Zulip Chat Archive

Stream: lean4

Topic: Lean 4 under the hood


view this post on Zulip Mario Carneiro (Apr 12 2021 at 05:03):

This will be a list of questions that came up while trying to write lean 4 tactics, macros and other backend things. The intent is to record that I had the question and what the answer was in hopes of improving documentation in the future.

To parse 1D array literals, you need:

syntax "#[" sepBy(term, ", ") "]" : term
macro_rules  | `(#[ $elems,* ]) => ...

Q: What is the analogue for 2D array literals (nested sepBy)?

syntax "#[" sepBy(sepBy(term, ", "), "; ") "]" : term
macro_rules | `(#[ ??? ]) => ...

The rust syntax would be $($elems,*);* but that doesn't work.

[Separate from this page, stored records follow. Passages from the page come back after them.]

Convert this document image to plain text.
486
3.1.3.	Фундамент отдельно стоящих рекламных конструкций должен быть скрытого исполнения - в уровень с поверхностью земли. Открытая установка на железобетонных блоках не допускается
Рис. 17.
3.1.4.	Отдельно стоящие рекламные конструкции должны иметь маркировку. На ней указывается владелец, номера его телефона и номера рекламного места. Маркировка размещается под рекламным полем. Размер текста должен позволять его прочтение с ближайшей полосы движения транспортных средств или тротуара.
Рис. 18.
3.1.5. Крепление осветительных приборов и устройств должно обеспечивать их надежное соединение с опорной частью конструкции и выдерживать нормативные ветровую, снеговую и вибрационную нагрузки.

view this post on Zulip Mario Carneiro (Apr 12 2021 at 05:07):

Q: How do you evaluate a syntax quotation?

#eval `(#[1, 2; 3, 4])

doesn't work because it doesn't know what monad it's working in.

import Lean
open Lean Elab Command
#print CommandElabM
#eval show CommandElabM Syntax from do `(#[1, 2; 3, 4])

doesn't work because CommandElabM doesn't implement MetaEval, whatever that means. What monads should I be using in #eval?

view this post on Zulip Mario Carneiro (Apr 12 2021 at 05:11):

A: UseTermElabM:

import Lean
open Lean Elab
#eval show TermElabM Syntax from do `(#[1, 2; 3, 4])
-- (term#[_,;] "#[" [[(numLit "1") "," (numLit "2")] ";" [(numLit "3") "," (numLit "4")]] "]")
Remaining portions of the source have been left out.